Notice: The reproducibility variables underlying each score are classified using an automated LLM-based pipeline, validated against a manually labeled dataset. LLM-based classification introduces uncertainty and potential bias; scores should be interpreted as estimates. Full accuracy metrics and methodology are described in Coakley et alK. L. Coakley, T. Snelleman, H. Hoos, and O. E. Gundersen, "The embrace of open science: An analysis of a decade of AI research and 56 800 conference papers," Under Review, 2026..

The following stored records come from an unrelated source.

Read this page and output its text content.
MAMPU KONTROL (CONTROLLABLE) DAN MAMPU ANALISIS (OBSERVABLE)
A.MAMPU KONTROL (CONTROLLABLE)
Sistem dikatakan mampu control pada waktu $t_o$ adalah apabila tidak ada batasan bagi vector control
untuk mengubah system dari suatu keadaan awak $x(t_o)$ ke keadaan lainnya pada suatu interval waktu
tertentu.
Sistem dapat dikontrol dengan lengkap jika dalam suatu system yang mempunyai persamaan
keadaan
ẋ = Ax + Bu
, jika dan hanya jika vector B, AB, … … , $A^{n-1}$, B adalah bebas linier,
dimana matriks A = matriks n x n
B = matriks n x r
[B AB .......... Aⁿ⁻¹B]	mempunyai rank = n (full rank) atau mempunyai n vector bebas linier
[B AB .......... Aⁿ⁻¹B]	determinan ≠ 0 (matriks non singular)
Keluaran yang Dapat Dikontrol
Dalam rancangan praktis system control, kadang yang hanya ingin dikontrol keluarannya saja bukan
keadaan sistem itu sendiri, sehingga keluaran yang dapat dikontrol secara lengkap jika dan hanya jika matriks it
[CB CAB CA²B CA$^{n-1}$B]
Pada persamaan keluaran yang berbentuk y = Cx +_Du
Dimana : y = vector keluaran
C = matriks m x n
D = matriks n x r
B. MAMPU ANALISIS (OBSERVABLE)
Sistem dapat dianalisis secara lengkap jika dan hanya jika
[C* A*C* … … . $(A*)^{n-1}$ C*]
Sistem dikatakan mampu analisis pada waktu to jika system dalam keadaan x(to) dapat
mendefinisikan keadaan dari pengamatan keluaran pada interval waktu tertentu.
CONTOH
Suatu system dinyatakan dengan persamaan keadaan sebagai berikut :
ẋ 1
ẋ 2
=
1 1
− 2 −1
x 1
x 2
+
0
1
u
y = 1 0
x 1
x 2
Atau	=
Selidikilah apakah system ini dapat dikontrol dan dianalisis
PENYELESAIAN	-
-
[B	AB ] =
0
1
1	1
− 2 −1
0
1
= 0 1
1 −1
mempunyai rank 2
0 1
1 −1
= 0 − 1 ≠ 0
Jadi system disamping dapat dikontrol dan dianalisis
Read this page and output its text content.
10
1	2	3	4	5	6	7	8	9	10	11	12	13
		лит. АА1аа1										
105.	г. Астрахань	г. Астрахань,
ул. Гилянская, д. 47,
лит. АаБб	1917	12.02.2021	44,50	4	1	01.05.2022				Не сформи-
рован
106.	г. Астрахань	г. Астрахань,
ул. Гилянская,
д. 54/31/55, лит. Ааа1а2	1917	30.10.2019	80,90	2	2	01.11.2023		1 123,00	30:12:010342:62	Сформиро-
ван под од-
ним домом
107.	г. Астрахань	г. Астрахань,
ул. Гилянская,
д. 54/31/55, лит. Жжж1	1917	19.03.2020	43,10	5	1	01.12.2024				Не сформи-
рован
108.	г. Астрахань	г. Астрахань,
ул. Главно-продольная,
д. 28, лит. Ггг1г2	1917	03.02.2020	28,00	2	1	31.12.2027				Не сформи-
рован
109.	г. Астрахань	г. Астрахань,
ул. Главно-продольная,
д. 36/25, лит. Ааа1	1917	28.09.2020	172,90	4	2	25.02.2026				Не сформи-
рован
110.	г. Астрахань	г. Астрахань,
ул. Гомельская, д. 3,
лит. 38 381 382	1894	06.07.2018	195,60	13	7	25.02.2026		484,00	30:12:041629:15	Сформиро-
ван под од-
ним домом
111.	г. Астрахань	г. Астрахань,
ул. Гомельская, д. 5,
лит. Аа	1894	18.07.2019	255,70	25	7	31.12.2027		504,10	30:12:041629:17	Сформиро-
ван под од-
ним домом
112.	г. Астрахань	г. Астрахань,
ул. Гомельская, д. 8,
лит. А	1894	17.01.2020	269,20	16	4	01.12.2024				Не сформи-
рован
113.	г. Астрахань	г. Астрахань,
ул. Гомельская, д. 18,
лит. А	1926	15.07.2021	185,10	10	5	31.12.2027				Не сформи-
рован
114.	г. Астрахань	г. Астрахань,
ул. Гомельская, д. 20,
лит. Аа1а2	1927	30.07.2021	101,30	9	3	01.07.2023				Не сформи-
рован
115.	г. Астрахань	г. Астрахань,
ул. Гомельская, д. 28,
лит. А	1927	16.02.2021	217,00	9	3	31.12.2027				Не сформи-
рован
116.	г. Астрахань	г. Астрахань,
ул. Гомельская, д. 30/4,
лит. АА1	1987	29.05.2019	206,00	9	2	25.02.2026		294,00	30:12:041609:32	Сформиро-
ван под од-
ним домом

BioCG: Constrained Generative Modeling for Biochemical Interaction Prediction

Authors: Amitay Sicherman, Kira Radinsky

NeurIPS 2025 | Venue PDF | LLM Run Details

Reproducibility Variable Result LLM Response
Research Type Experimental Bio CG achieves state-of-the-art (SOTA) performance across diverse tasks, Drug-Target Interaction (DTI), Drug-Drug Interaction (DDI), and Enzyme-Reaction Prediction, especially in data-scarce and cold-start conditions. On the Bio SNAP DTI benchmark, for example, Bio CG attains an AUC of 89.31% on unseen proteins, representing a 14.3 percentage point gain over prior SOTA. The paper includes a dedicated section '4 Experiments' and '6 Ablations' discussing empirical evaluations and comparisons.
Researcher Affiliation Academia Amitay Sicherman Department of Computer Science Technion Israel Institute of Technology Israel EMAIL, Kira Radinsky Department of Computer Science Technion Israel Institute of Technology Israel EMAIL. Both authors are affiliated with the Technion Israel Institute of Technology, which is an academic institution.
Pseudocode No The paper describes the methods and processes, such as I-RVQ and constrained decoding, conceptually and through diagrams (Figure 1, Figure 2). However, it does not contain a formally labeled pseudocode block or algorithm listing with structured steps.
Open Source Code Yes To facilitate full reproducibility of all experiments, we release our open-source code (Git Hub). The complete implementation of Bio CG is publicly available at Git Hub.
Open Datasets Yes For DTI, we use the Bio SNAP dataset [44] (derived from Drug Bank [14]). DDI prediction is evaluated using data from Drug Bank [14]. We use the CARE benchmark [41] for evaluation.
Dataset Splits Yes For the Bio SNAP dataset, 'We follow established protocols [33, 13] for three splits. In the random split... For the unseen protein split... Symmetrically, in the unseen drug split...'. For DDI prediction, 'our cold-start drug query split involves test pairs where one drug is 'unseen' (the query, absent from training interactions) and the other is 'seen.''. For Enzyme-Reaction Prediction, 'We follow CARE s unseen reaction query split, where novel test reactions are input queries.'
Hardware Specification Yes Training is conducted on an L40 GPU (64GB), with the main model requiring approximately 6 hours and the meta-model around 5 minutes.
Software Dependencies No The paper mentions 'the standard k-means algorithm from scikit-learn [15]' but does not provide a specific version number for scikit-learn or any other software dependencies like Python or PyTorch with their versions.
Experiment Setup Yes Model hyperparameters were selected using a greedy search approach... The main Transformer model utilized a hidden dimension of 512... The I-RVQ module employed the standard k-means algorithm from scikit-learn [15] with 15 clusters. Both the main model and the meta-model were trained using the Adam W optimizer. The main model training ran for up to 25,000 steps, with early stopping based on performance on the validation AUC. The paper further details hyperparameters in Tables 6, 7, and 8 for the Main Model, Main Model Training, and Meta-Model, respectively.